Application Loading Issue

Incident Report for Close

Postmortem

Close sincerely apologizes for the interruption of our service. We take the stability of our platform very seriously. Below is an explanation of what happened and how we will prevent another such interruption from occurring. 

Impact

Between 1900 and 2000 UTC on September 12, 2024 the Close app and API were severely degraded due to a partial outage of our back end MongoDB database. The database was restored to normal operation by 2000 UTC without data loss. The Close app and API returned to normal operation by 2000 UTC.

Root Cause and Resolution

At 1900 UTC on September 12, 2024 components of our back end MongoDB database in one of our data centers came under anomalous load and became unresponsive.
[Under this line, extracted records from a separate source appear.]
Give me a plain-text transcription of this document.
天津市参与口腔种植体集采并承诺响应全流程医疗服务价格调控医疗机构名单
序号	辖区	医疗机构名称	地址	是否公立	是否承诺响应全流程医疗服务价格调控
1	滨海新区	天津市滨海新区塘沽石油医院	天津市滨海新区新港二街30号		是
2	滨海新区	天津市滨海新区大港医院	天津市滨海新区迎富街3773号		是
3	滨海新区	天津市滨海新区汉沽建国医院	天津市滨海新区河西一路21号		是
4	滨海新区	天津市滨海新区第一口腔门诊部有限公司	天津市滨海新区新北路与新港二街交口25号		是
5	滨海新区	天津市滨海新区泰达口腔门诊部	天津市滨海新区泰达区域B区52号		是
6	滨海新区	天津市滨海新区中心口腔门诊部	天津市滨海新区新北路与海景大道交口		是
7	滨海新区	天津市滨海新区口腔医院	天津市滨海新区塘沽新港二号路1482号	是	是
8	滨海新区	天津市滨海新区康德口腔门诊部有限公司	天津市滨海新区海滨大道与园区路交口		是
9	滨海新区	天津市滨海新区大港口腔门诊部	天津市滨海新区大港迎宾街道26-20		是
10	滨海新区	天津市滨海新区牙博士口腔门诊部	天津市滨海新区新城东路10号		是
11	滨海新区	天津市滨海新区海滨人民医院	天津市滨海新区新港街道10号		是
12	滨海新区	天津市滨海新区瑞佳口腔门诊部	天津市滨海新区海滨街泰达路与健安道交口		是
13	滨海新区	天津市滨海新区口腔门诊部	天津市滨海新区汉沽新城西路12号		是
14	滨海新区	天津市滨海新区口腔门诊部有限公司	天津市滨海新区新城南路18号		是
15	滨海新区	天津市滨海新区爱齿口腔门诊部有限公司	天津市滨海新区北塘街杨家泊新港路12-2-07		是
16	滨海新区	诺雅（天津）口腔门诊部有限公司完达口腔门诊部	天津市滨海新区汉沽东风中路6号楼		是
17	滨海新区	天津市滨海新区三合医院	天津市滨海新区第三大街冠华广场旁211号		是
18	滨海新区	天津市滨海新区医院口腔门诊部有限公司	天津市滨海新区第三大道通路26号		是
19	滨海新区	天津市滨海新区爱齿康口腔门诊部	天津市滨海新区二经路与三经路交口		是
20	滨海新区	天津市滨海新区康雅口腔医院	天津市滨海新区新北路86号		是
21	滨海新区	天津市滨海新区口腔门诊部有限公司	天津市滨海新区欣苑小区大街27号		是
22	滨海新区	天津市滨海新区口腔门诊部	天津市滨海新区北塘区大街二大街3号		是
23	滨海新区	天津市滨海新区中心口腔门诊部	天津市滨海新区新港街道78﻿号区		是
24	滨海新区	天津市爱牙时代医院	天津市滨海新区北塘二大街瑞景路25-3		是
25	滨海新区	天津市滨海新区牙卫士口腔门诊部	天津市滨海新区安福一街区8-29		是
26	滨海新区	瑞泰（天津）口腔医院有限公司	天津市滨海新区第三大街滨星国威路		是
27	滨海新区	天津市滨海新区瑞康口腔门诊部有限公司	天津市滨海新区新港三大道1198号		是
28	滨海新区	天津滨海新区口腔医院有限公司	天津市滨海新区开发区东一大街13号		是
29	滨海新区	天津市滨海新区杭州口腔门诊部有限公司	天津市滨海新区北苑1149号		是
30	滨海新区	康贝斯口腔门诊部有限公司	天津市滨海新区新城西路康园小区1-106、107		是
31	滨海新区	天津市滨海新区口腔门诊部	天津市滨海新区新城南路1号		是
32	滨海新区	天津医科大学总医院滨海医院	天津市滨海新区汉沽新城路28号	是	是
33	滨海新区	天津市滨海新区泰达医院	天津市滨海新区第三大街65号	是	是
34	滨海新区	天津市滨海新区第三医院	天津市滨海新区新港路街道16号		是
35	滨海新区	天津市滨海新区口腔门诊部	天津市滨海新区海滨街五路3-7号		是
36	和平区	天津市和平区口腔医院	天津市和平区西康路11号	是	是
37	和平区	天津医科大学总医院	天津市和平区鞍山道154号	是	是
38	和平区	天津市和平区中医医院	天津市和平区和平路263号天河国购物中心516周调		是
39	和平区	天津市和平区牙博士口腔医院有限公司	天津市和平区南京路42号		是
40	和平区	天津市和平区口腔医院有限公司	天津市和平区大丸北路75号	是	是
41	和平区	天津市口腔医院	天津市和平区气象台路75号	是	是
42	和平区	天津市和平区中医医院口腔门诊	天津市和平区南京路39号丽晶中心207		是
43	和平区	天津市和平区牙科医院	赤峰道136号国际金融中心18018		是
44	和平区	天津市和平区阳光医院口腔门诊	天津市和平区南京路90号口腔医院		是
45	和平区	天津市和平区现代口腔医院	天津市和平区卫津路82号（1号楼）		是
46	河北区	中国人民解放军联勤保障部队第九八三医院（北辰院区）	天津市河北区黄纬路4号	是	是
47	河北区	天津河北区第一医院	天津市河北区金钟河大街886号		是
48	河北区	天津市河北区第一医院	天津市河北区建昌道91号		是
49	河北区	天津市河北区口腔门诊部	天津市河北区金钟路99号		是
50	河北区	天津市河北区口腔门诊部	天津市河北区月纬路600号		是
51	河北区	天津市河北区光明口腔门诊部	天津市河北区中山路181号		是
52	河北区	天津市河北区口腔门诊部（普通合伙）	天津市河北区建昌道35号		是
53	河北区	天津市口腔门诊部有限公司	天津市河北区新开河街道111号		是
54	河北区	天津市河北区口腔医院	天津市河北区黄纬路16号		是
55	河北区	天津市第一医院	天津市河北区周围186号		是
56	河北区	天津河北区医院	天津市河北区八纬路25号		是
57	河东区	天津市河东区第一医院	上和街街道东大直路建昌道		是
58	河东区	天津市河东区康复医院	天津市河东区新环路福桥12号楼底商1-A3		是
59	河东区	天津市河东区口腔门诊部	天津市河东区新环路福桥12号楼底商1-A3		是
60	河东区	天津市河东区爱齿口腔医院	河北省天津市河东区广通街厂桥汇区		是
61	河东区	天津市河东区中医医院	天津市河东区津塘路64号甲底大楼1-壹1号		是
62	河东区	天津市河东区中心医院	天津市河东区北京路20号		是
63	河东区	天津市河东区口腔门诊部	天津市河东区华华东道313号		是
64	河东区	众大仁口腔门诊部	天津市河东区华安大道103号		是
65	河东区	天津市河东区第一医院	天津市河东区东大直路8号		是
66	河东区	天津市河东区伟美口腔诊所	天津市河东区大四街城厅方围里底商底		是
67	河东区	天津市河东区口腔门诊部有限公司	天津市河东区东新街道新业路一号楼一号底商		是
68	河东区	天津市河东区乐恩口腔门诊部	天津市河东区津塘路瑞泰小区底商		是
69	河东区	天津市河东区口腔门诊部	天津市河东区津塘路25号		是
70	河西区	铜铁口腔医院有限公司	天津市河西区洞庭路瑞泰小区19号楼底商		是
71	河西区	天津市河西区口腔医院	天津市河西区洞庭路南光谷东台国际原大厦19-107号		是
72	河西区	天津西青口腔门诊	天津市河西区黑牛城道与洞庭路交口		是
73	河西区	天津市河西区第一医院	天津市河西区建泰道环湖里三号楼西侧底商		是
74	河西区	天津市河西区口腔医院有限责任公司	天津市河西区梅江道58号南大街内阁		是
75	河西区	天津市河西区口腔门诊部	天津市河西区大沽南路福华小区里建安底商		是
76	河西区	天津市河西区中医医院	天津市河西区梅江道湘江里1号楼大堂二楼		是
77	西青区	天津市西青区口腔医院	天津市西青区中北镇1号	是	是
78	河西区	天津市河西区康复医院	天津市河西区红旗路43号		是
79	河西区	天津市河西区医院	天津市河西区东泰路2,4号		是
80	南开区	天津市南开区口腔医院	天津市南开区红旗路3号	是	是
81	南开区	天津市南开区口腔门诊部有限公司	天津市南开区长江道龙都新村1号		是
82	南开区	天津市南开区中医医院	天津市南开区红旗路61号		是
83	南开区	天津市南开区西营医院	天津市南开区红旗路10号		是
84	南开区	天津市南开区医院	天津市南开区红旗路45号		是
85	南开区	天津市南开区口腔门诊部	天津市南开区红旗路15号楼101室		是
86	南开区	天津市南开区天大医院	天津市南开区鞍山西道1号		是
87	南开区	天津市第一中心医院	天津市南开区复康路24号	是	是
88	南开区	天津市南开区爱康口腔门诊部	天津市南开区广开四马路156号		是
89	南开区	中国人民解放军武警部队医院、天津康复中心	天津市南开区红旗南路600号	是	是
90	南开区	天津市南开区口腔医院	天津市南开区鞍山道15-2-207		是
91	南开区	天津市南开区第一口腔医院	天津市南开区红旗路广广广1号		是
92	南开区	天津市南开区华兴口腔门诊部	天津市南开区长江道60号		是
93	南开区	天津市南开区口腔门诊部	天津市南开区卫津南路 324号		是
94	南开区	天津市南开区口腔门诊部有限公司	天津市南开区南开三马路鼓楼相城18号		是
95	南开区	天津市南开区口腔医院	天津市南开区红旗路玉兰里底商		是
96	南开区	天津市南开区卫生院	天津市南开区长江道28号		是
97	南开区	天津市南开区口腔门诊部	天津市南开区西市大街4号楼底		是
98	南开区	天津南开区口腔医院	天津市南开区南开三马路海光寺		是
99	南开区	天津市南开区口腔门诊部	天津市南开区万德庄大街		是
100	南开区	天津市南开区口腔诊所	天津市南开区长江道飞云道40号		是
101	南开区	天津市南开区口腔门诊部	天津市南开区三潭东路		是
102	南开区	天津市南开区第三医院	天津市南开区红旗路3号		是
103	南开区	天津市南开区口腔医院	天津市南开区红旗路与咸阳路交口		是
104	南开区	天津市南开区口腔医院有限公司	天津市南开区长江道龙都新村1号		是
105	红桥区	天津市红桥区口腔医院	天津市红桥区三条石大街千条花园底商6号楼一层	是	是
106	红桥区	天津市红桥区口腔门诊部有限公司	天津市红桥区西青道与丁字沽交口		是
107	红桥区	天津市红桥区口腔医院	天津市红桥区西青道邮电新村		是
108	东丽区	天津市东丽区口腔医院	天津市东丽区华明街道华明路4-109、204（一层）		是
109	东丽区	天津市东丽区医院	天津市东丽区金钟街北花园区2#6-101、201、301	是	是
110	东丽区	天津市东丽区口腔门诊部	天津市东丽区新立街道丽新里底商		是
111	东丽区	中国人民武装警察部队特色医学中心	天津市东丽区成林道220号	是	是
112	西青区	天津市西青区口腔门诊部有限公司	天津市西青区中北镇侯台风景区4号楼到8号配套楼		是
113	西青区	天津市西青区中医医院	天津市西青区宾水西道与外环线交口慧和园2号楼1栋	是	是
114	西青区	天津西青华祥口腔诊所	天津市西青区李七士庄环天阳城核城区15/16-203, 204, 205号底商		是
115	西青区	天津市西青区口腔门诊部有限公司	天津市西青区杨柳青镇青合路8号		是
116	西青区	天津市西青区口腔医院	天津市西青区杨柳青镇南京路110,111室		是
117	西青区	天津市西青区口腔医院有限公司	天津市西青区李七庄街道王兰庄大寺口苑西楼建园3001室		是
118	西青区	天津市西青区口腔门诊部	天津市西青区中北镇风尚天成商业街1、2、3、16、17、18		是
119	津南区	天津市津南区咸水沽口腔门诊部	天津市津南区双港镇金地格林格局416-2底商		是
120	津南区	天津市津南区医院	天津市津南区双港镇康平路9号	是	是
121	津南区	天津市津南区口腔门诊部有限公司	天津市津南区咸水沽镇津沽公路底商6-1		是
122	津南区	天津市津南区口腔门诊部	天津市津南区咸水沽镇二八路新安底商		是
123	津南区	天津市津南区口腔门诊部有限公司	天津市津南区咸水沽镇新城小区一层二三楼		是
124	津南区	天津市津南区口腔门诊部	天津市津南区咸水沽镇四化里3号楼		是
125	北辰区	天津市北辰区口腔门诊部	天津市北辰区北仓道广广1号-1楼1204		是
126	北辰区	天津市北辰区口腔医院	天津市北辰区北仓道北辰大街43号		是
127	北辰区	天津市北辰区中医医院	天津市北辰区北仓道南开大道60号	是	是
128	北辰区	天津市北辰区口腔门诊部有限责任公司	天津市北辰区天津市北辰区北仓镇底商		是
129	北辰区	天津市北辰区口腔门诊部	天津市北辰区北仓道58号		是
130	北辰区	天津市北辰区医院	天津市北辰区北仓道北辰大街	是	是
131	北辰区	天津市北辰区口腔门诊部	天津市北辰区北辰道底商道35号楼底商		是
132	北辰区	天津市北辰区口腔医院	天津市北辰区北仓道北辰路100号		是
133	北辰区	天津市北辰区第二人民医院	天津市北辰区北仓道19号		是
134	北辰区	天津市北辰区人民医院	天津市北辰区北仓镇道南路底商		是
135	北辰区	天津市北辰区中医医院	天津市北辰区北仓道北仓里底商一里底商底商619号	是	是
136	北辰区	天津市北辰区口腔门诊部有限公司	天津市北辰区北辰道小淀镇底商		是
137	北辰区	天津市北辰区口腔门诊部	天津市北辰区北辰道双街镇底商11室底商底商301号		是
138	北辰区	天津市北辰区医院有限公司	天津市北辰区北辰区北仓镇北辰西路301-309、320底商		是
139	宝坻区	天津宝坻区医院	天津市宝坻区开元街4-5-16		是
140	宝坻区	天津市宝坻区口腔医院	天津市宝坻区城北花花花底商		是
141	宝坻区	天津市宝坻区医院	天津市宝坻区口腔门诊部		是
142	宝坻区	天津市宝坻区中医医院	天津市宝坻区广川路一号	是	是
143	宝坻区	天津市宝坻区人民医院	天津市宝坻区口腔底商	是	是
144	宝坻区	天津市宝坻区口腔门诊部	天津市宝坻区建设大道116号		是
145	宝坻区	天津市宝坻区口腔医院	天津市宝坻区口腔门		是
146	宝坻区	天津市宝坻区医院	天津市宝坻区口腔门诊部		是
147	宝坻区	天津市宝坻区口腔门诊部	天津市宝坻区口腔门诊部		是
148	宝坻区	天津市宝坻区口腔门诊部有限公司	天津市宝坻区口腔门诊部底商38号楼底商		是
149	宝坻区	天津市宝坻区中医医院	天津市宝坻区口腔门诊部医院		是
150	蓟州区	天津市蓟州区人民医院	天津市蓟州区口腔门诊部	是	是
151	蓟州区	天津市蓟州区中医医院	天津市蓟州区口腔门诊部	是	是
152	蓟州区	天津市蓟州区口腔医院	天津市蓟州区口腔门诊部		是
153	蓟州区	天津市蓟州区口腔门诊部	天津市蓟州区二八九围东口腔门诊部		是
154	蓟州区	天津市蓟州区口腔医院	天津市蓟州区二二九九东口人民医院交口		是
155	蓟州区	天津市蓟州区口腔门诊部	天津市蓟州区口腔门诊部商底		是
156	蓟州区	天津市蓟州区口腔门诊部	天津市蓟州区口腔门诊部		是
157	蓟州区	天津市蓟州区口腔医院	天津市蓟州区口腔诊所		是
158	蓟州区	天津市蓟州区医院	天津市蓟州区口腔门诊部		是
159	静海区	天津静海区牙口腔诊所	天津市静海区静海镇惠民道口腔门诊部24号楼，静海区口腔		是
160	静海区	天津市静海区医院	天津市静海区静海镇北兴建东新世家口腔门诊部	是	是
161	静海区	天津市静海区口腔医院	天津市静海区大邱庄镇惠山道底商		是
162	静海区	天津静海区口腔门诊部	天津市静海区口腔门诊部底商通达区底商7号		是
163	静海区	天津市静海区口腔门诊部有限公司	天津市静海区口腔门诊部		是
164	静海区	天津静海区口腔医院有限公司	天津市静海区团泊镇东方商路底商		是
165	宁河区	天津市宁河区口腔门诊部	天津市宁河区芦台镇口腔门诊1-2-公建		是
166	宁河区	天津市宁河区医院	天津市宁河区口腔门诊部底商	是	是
This resulted in wide spread intermittent disruption to the Close app and API. Once the affected components were identified and restarted performance of the Close app and API returned to normal.

We are in the process of deploying a new architecture for this part of our system that will be more resilient to this class of failure. In the meantime we are deploying additional monitoring that will reduce the amount of time required to identify and mitigate such issues going forward.

Timeline

  • 1900 UTC: The Close app and API begin to experience elevated error rates
  • 1904 UTC: Close Engineering is alerted of the elevated error rate by automatic monitoring
  • 1909 UTC: Close Engineering identifies a network issue affecting one of our data-centers
  • 1945 UTC: Close Engineering identifies our back end MongoDB database as being critically impaired
  • 1954 UTC: Close Engineering begins operating on the affected database to restore normal operation
  • 2001 UTC: Close Engineering completes operations on the affected database
  • 2001 UTC: The Close app and API returns to normal operation
Posted Sep 13, 2024 - 09:06 PDT

Resolved

This incident has been resolved, and Close is fully operational.
Posted Sep 12, 2024 - 14:01 PDT

Monitoring

The issue has been identified, and our team are currently monitoring performance.
Posted Sep 12, 2024 - 13:06 PDT

Investigating

We are currently seeing intermittent issues with Close loading. We will let you know as soon as this is fixed.
Posted Sep 12, 2024 - 12:29 PDT
This incident affected: Application UI.